Pratheeksha and Sanjeevania: Pratheeksha is a range of inclusive activities with the siblings of the students. The volunteers interact with family members in an effort to help them navigate those aspects of learning and therapy that might be difficult to understand. Through Sanjeevani, the organisation focuses on the elderly in the homes of their students and offering them support and help.

HANDS ON: They organise a number of activities and events



#MeTheChange: A civic awareness initiative set up up by H2O has temporarily gone online due to COVID-19. The idea was to build a community of volunteers in schools across the state. Through civic clubs set up in the schools, they create a management team with board members, therapists and volunteers. Through the civic education programmes organised, students are taught democratic values and the importance of experiential learning.
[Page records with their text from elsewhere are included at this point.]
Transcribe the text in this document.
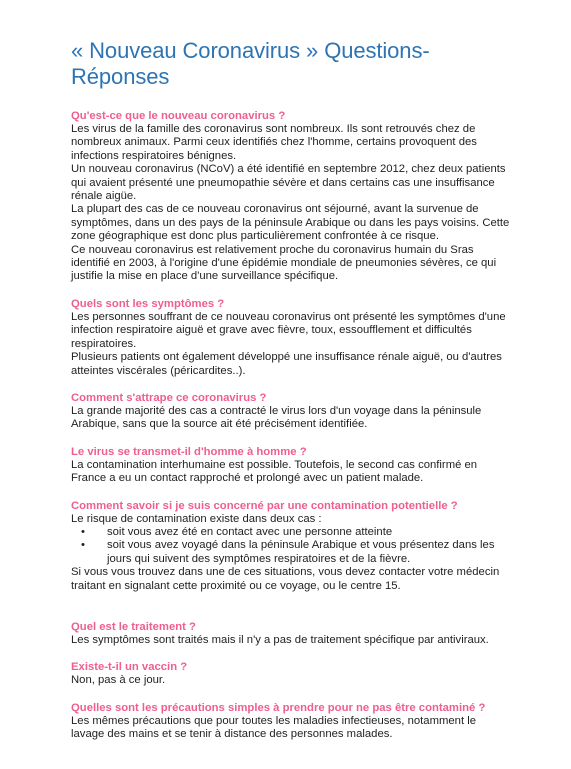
« Nouveau Coronavirus » Questions-Réponses
Qu'est-ce que le nouveau coronavirus ?

Les virus de la famille des coronavirus sont nombreux. Ils sont retrouvés chez de nombreux animaux. Parmi ceux identifiés chez l'homme, certains provoquent des infections respiratoires bénignes.

Un nouveau coronavirus (NCoV) a été identifié en septembre 2012, chez deux patients qui avaient présenté une pneumopathie sévère et dans certains cas une insuffisance rénale aigüe.

La plupart des cas de ce nouveau coronavirus ont séjourné, avant la survenue de symptômes, dans un des pays de la péninsule Arabique ou dans les pays voisins. Cette zone géographique est donc plus particulièrement confrontée à ce risque.

Ce nouveau coronavirus est relativement proche du coronavirus humain du Sras identifié en 2003, à l'origine d'une épidémie mondiale de pneumonies sévères, ce qui justifie la mise en place d'une surveillance spécifique.

Quels sont les symptômes ?

Les personnes souffrant de ce nouveau coronavirus ont présenté les symptômes d'une infection respiratoire aiguë et grave avec fièvre, toux, essoufflement et difficultés respiratoires.

Plusieurs patients ont également développé une insuffisance rénale aiguë, ou d'autres atteintes viscérales (péricardites..).

Comment s'attrape ce coronavirus ?

La grande majorité des cas a contracté le virus lors d'un voyage dans la péninsule Arabique, sans que la source ait été précisément identifiée.

Le virus se transmet-il d'homme à homme ?

La contamination interhumaine est possible. Toutefois, le second cas confirmé en France a eu un contact rapproché et prolongé avec un patient malade.

Comment savoir si je suis concerné par une contamination potentielle ?

Le risque de contamination existe dans deux cas :

• soit vous avez été en contact avec une personne atteinte
• soit vous avez voyagé dans la péninsule Arabique et vous présentez dans les jours qui suivent des symptômes respiratoires et de la fièvre.

Si vous vous trouvez dans une de ces situations, vous devez contacter votre médecin traitant en signalant cette proximité ou ce voyage, ou le centre 15.

Quel est le traitement ?

Les symptômes sont traités mais il n'y a pas de traitement spécifique par antiviraux.

Existe-t-il un vaccin ?

Non, pas à ce jour.

Quelles sont les précautions simples à prendre pour ne pas être contaminé ?

Les mêmes précautions que pour toutes les maladies infectieuses, notamment le lavage des mains et se tenir à distance des personnes malades.
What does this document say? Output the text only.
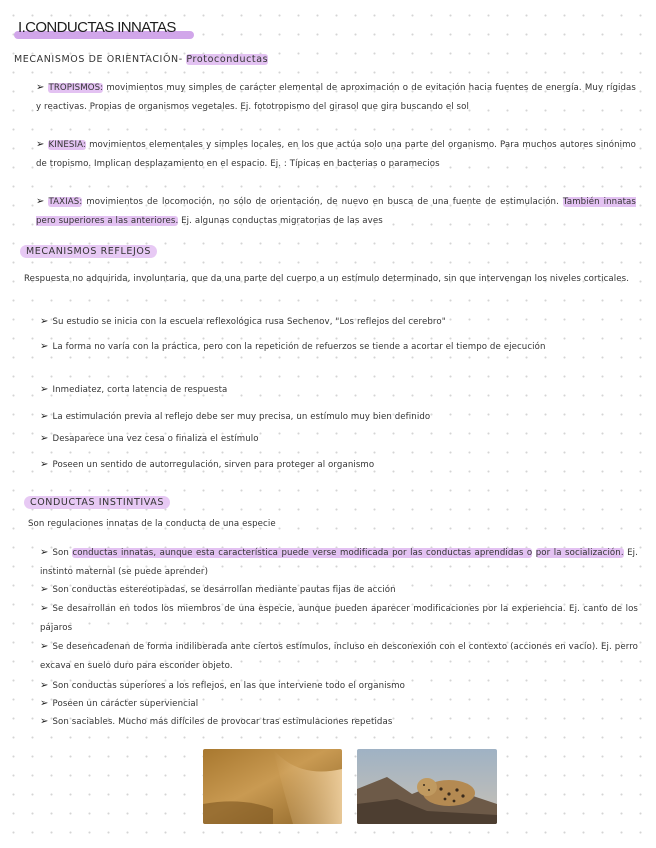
I.CONDUCTAS INNATAS
MECANISMOS DE ORIENTACIÓN- Protoconductas
➢ TROPISMOS: movimientos muy simples de carácter elemental de aproximación o de evitación hacia fuentes de energía. Muy rígidas y reactivas. Propias de organismos vegetales. Ej. fototropismo del girasol que gira buscando el sol
➢ KINESIA: movimientos elementales y simples locales, en los que actúa solo una parte del organismo. Para muchos autores sinónimo de tropismo. Implican desplazamiento en el espacio. Ej. : Típicas en bacterias o paramecios
➢ TAXIAS: movimientos de locomoción, no sólo de orientación, de nuevo en busca de una fuente de estimulación. También innatas pero superiores a las anteriores. Ej. algunas conductas migratorias de las aves
MECANISMOS REFLEJOS
Respuesta no adquirida, involuntaria, que da una parte del cuerpo a un estímulo determinado, sin que intervengan los niveles corticales.
➢ Su estudio se inicia con la escuela reflexológica rusa Sechenov, "Los reflejos del cerebro"
➢ La forma no varía con la práctica, pero con la repetición de refuerzos se tiende a acortar el tiempo de ejecución
➢ Inmediatez, corta latencia de respuesta
➢ La estimulación previa al reflejo debe ser muy precisa, un estímulo muy bien definido
➢ Desaparece una vez cesa o finaliza el estímulo
➢ Poseen un sentido de autorregulación, sirven para proteger al organismo
CONDUCTAS INSTINTIVAS
Son regulaciones innatas de la conducta de una especie
➢ Son conductas innatas, aunque esta característica puede verse modificada por las conductas aprendidas o por la socialización. Ej. instinto maternal (se puede aprender)
➢ Son conductas estereotipadas, se desarrollan mediante pautas fijas de acción
➢ Se desarrollan en todos los miembros de una especie, aunque pueden aparecer modificaciones por la experiencia. Ej. canto de los pájaros
➢ Se desencadenan de forma indiliberada ante ciertos estímulos, incluso en desconexión con el contexto (acciones en vacío). Ej. perro excava en suelo duro para esconder objeto.
➢ Son conductas superiores a los reflejos, en las que interviene todo el organismo
➢ Poseen un carácter superviencial
➢ Son saciables. Mucho más difíciles de provocar tras estimulaciones repetidas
The organisation has tied up with the Children’s Movement for Civic Awareness, a Bengaluru-based NGO to research and learn more about the same. The idea is to build a community from the public schools. The subjects that are discussed and taught include values that are necessary for an individual, at home, for society and on a number of social subjects such as music, theatre, gender, the environment, etc. As a part of the campaign, H2O is working with over 4000 children in Idukki.

STORM EYES: In 2018, they supported those affected by the Kerala floods



All eyes ahead

“There is a lack of statistical understanding in this field, especially with Autism,” begins Jolly, about her biggest fear about the future. “Considering the grassroots levels, data is barely available. The state government has done surveys but they are not accessible to the general public. In india in general, there is no state and district-wise understanding about the status of special needs children and what we must do for them.”

She also warns about the direction in which research has been moving. “Autism itself is being dealt with in a westernised way. Everything from therapy to opinions are borrowed from a completely different environment and we have no guarantee about how effective it will be on children.” 

LEARNING CURVE: The Pratheeksha programme encourages students to interact



But she’s hopeful about ordinary people and their growing sense of understanding. Over the years, H2O has shifted focus in trying to teach their children daily living skills and being independent. In a few years, they hope that their students will claim public spaces as their own. An effort is underway to ensure that all public spaces from buses to beaches are made disabled friendly with relentless letters to MPs and other representatives.

Each year, the team conducts a kite festival on a beach in Trivandrum where the children and their families come with giant, handcrafted kites and let them loose in the sky. Jolly likens her students to the same. "A kite flies most freely when you ease its strings a little bit. It's the same with these children. You have to let them find their own way into the sky."